Opened 17 years ago
Closed 11 years ago
#5953 closed defect (bug) (fixed)
Absolute upload_path fails
Reported by: | tellyworth | Owned by: | tellyworth |
---|---|---|---|
Milestone: | Priority: | normal | |
Severity: | normal | Version: | |
Component: | Upload | Keywords: | |
Focuses: | Cc: |
Description
- On Options/Misc, enter "/tmp/foo/bar" as a value for the upload path setting.
- Write a new post and attach an image.
Expected: the image file should be stored as /tmp/foo/bar/2008/02/file.jpg or similar.
Actual: a 'tmp/foo/bar' subdirectory is created within ABSPATH (if that's possible) and the file is stored there. Both the filesystem path and URL path just append '/tmp/foo/bar', so you get 'ABSPATHtmp/foo/bar/2008/02/file.jpg' and 'http://example.com//tmp/foo/bar/2008/02/file.jpg'
An absolute upload_path should probably be rejected unless you also specify an upload_url_path, because there's no way to know what URL corresponds to an arbitrary filesystem path.
Attachments (1)
Change History (19)
#2
@
17 years ago
The attached patch fixes the main issue. It doesn't do anything about the case where upload_path is absolute and upload_url_path is empty - that probably needs a second opinion.

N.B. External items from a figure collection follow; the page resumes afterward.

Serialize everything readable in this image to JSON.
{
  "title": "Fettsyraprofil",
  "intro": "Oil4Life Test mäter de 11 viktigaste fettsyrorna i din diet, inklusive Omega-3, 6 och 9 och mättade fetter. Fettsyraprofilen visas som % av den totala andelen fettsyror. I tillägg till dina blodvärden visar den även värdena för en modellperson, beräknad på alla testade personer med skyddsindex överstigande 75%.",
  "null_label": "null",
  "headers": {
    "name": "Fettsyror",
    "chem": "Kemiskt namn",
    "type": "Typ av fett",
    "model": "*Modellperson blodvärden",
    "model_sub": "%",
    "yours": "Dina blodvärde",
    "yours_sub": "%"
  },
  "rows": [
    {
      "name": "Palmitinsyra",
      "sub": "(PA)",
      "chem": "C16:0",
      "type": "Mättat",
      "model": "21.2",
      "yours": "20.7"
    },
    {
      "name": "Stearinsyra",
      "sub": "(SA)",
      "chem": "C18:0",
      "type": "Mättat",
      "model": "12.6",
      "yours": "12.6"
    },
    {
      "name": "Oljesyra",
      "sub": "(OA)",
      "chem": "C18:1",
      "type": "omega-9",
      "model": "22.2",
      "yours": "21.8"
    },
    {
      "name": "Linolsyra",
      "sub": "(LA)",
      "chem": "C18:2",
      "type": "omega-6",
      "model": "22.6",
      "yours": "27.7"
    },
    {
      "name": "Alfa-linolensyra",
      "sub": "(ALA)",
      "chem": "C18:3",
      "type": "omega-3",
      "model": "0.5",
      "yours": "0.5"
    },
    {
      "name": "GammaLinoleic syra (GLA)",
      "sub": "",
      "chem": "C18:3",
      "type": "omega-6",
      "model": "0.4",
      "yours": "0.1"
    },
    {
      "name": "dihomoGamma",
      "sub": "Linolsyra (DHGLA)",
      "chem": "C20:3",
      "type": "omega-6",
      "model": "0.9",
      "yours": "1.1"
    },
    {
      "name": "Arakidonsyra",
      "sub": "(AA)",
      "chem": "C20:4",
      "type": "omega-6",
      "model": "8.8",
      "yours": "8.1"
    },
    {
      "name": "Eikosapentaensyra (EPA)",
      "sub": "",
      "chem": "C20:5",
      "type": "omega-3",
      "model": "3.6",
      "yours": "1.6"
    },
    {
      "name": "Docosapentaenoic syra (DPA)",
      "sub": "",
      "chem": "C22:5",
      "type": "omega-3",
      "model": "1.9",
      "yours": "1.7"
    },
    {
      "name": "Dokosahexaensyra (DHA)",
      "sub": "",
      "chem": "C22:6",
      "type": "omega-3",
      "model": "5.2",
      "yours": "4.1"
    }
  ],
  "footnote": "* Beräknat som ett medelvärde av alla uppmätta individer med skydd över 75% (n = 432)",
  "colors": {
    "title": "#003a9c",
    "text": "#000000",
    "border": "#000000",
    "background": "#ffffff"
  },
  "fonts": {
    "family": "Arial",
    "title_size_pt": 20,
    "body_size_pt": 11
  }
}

path_is_absolute() and path_join() might be useful elsewhere.
I also snuck in a minor addition: wp_upload_dir() now returns an extra element that just contains the subdir within the upload directory (if any). That might be useful for fixing the file attachment guid situation.
#3
@
17 years ago
Unit tests are here:
http://svn.automattic.com/wordpress-tests/wp-testcase/test_uploads.php
test_upload_dir_absolute() covers the bug.
#6
@
17 years ago
- Owner changed from anonymous to tellyworth
Leaving open in case we want to use DIRECTORY_SEPARATOR.
#7
@
17 years ago
Initially I wrote that function with DIRECTORY_SEPARATOR, but that constant isn't used anywhere else in WP so I changed it for consistency. Also, using / instead of DIRECTORY_SEPARATOR leaves open the possibility of using path_join() on URL paths.

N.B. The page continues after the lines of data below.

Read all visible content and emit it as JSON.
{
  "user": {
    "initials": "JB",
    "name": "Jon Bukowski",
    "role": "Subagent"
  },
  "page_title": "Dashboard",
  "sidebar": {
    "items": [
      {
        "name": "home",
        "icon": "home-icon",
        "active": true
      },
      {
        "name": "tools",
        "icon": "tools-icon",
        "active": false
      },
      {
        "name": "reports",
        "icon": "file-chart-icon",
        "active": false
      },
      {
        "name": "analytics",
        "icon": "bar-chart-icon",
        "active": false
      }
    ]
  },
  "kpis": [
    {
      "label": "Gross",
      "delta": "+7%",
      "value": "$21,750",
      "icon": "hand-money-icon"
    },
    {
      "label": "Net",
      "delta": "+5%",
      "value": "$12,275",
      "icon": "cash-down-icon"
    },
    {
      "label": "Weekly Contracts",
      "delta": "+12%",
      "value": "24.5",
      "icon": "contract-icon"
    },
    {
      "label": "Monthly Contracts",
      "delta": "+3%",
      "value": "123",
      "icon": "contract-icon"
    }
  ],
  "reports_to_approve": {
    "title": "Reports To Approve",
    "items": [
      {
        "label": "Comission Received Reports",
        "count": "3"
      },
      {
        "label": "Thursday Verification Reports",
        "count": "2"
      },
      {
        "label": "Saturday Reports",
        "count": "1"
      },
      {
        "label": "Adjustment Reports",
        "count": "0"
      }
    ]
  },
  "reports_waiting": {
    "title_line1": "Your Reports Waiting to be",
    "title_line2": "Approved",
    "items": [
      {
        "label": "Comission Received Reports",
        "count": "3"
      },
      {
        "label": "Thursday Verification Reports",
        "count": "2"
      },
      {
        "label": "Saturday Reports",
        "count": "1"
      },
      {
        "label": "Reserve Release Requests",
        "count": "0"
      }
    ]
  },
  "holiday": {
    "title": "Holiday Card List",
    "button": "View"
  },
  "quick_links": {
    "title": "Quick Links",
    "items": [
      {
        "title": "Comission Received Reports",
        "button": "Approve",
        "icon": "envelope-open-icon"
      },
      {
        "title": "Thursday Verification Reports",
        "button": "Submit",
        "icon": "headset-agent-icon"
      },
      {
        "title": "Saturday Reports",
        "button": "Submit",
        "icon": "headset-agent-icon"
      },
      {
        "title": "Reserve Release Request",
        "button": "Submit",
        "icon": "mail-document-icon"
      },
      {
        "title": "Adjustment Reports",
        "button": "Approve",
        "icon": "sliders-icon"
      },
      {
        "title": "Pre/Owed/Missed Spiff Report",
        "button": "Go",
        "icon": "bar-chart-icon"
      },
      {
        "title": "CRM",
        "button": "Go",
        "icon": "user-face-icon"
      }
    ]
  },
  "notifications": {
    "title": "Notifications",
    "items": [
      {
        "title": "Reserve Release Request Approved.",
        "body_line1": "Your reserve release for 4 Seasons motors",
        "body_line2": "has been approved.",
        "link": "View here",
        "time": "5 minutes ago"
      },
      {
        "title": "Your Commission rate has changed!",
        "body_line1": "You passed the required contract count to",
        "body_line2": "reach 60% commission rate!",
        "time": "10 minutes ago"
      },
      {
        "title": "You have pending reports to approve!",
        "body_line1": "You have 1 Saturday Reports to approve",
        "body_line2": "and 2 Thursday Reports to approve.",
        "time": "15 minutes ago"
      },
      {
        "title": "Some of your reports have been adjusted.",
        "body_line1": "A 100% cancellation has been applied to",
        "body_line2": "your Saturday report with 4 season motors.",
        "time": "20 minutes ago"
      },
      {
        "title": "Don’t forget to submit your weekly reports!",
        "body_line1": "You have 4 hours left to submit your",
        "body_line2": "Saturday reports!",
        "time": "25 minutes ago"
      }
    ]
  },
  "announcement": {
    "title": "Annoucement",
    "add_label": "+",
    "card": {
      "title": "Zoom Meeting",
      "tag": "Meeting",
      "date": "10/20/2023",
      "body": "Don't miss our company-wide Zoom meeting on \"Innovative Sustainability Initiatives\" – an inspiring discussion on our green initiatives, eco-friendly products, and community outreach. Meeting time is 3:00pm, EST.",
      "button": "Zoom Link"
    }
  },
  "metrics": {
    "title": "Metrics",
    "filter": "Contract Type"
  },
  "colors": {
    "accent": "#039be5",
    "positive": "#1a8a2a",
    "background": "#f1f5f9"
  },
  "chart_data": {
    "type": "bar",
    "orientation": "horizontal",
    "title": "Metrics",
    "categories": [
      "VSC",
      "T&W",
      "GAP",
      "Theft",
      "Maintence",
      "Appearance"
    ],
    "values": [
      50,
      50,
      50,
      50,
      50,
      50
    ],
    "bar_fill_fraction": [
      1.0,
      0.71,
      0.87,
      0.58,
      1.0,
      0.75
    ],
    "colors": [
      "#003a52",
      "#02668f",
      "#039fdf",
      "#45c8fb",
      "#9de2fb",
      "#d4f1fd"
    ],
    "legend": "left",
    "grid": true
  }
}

We could use the constant and perhaps create a second function, url_path_join(), that always uses a /. But I think for that to make sense we'd need to review and change all paths in WP to use DS instead of a hard coded slash.
#8
@
17 years ago
- Resolution set to fixed
- Status changed from new to closed
Actually I agree. / works as a separator in Windows and writing path_join or DIRECTORY_SEPERATOR all the time is very tiresome.
#9
@
17 years ago
- Resolution fixed deleted
- Status changed from closed to reopened
path_join doesn't appear to work properly for some people.

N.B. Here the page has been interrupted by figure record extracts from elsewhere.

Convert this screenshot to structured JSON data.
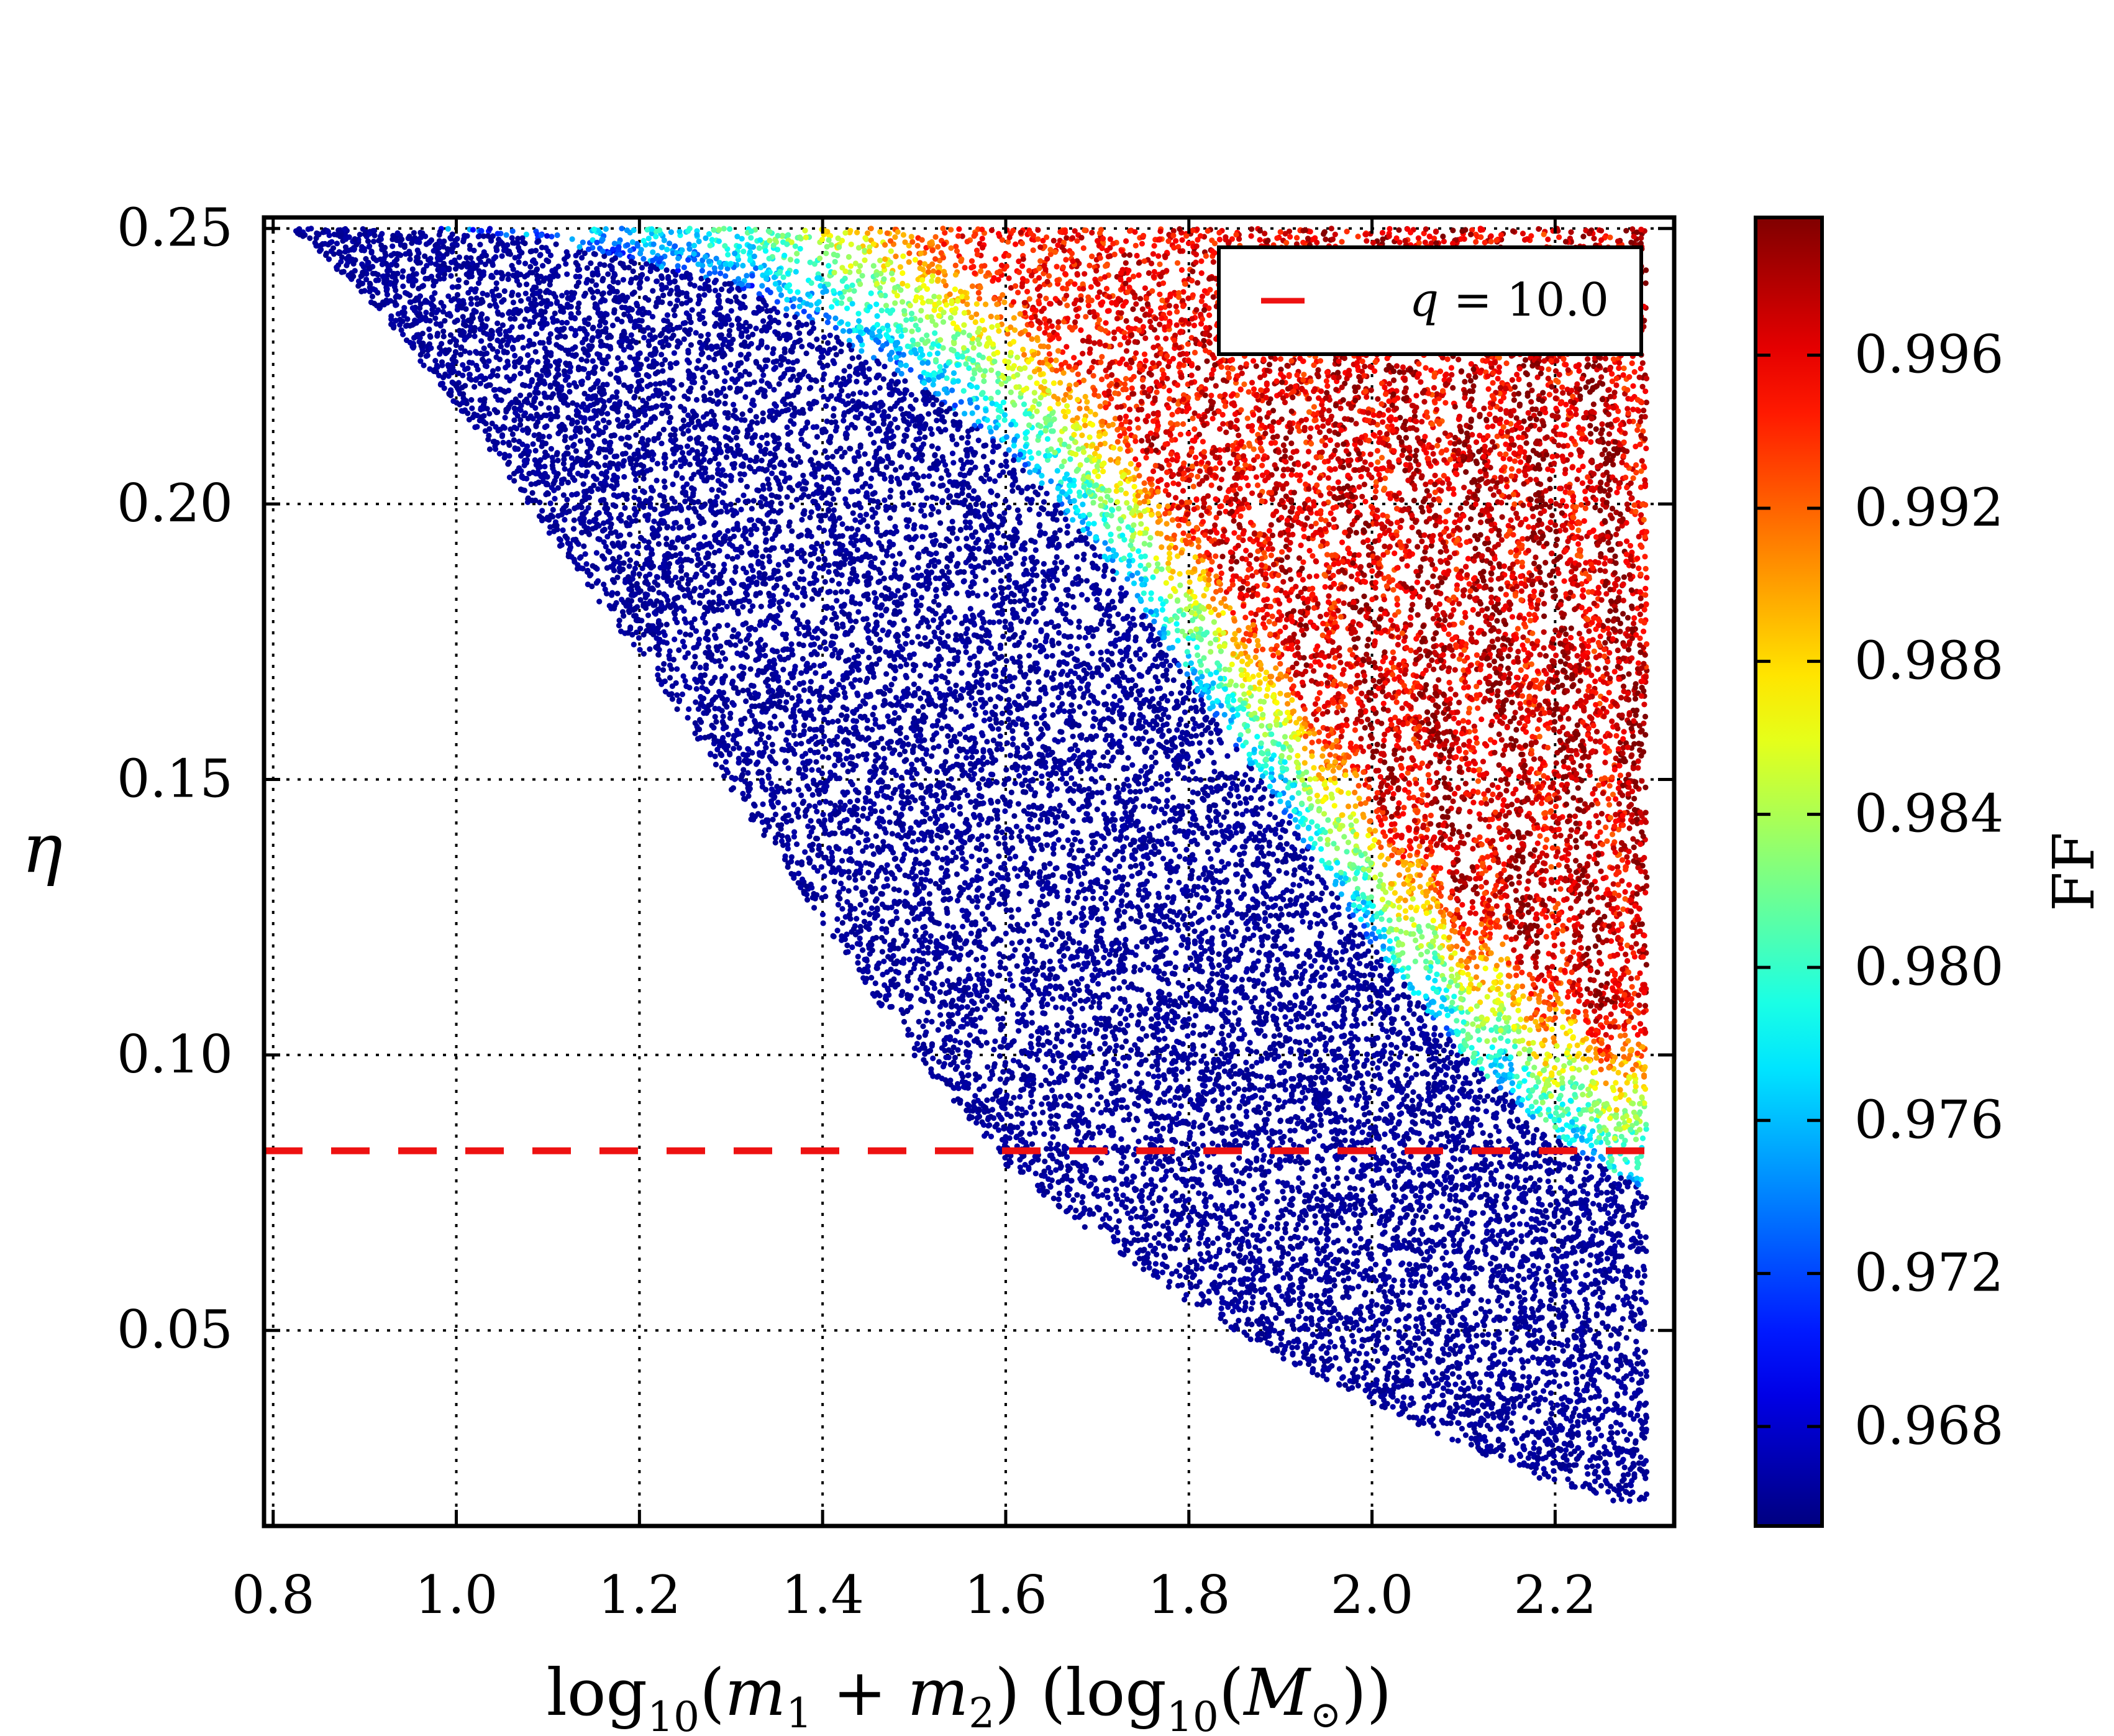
{
  "chart_data": {
    "type": "scatter",
    "title": "",
    "xlabel": {
      "prefix": "log",
      "sub1": "10",
      "mid1": "(",
      "m1": "m",
      "m1sub": "1",
      "plus": " + ",
      "m2": "m",
      "m2sub": "2",
      "mid2": ") (log",
      "sub2": "10",
      "mid3": "(",
      "M": "M",
      "Msub": "⊙",
      "end": "))"
    },
    "ylabel": "η",
    "colorbar_label": "FF",
    "xlim": [
      0.79,
      2.33
    ],
    "ylim": [
      0.0145,
      0.252
    ],
    "xticks": [
      0.8,
      1.0,
      1.2,
      1.4,
      1.6,
      1.8,
      2.0,
      2.2
    ],
    "xtick_labels": [
      "0.8",
      "1.0",
      "1.2",
      "1.4",
      "1.6",
      "1.8",
      "2.0",
      "2.2"
    ],
    "yticks": [
      0.05,
      0.1,
      0.15,
      0.2,
      0.25
    ],
    "ytick_labels": [
      "0.05",
      "0.10",
      "0.15",
      "0.20",
      "0.25"
    ],
    "grid": true,
    "grid_style": "dotted",
    "legend": {
      "placement": "top-right",
      "entries": [
        {
          "prefix": "q",
          "label": " = 10.0",
          "color": "#ee1111",
          "style": "dashed"
        }
      ]
    },
    "reference_line": {
      "orientation": "horizontal",
      "y": 0.0826,
      "color": "#ee1111",
      "style": "dashed",
      "label": "q = 10.0"
    },
    "colorbar": {
      "colormap": "jet",
      "clim": [
        0.9654,
        0.9996
      ],
      "ticks": [
        0.968,
        0.972,
        0.976,
        0.98,
        0.984,
        0.988,
        0.992,
        0.996
      ],
      "tick_labels": [
        "0.968",
        "0.972",
        "0.976",
        "0.980",
        "0.984",
        "0.988",
        "0.992",
        "0.996"
      ]
    },
    "point_cloud": {
      "point_count": 26000,
      "x_range": [
        0.82,
        2.3
      ],
      "eta_max": 0.25,
      "lower_boundary": [
        [
          0.82,
          0.25
        ],
        [
          0.9,
          0.238
        ],
        [
          1.0,
          0.218
        ],
        [
          1.1,
          0.195
        ],
        [
          1.2,
          0.172
        ],
        [
          1.3,
          0.148
        ],
        [
          1.4,
          0.124
        ],
        [
          1.5,
          0.1
        ],
        [
          1.6,
          0.08
        ],
        [
          1.7,
          0.067
        ],
        [
          1.8,
          0.055
        ],
        [
          1.9,
          0.045
        ],
        [
          2.0,
          0.037
        ],
        [
          2.1,
          0.029
        ],
        [
          2.2,
          0.022
        ],
        [
          2.3,
          0.017
        ]
      ],
      "fit_boundary": [
        [
          0.95,
          0.25
        ],
        [
          1.1,
          0.248
        ],
        [
          1.3,
          0.24
        ],
        [
          1.4,
          0.232
        ],
        [
          1.5,
          0.222
        ],
        [
          1.6,
          0.21
        ],
        [
          1.7,
          0.192
        ],
        [
          1.8,
          0.168
        ],
        [
          1.9,
          0.145
        ],
        [
          2.0,
          0.12
        ],
        [
          2.1,
          0.1
        ],
        [
          2.2,
          0.085
        ],
        [
          2.3,
          0.075
        ]
      ],
      "notches": [
        {
          "x_tip": 1.86,
          "y_center": 0.138,
          "half_width": 0.03
        },
        {
          "x_tip": 1.84,
          "y_center": 0.11,
          "half_width": 0.022
        }
      ]
    }
  }
}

Reference this support thread:
http://wordpress.org/support/topic/182297
#10
@
17 years ago
path_join doesn't appear to work properly for some people.
Looking at the code, That'd probably be caused by path_is_absolute() => realpath(), I cant see how the regular expressions could be missing it.
#13
@
16 years ago
realpath() is buggy on some servers. we could try to use the shell:
echo $PWD
but that wouldn't make much of a difference -- if realpath() fails, exec() probably does as well.
#14
@
16 years ago
$PWD
is different than realpath('.')
. realpath resolves symlinks and relative references (.
and ..
). Historically it had caused a lot of problems in the UNIX world, because of strange/buggy implementations.
If realpath fails, we can use dirname to resolve at least . and .. and forget about the symlinks.
Ah. There's another precondition required to reproduce: /tmp, /tmp/foo or /tmp/foo/bar is a symbolic link.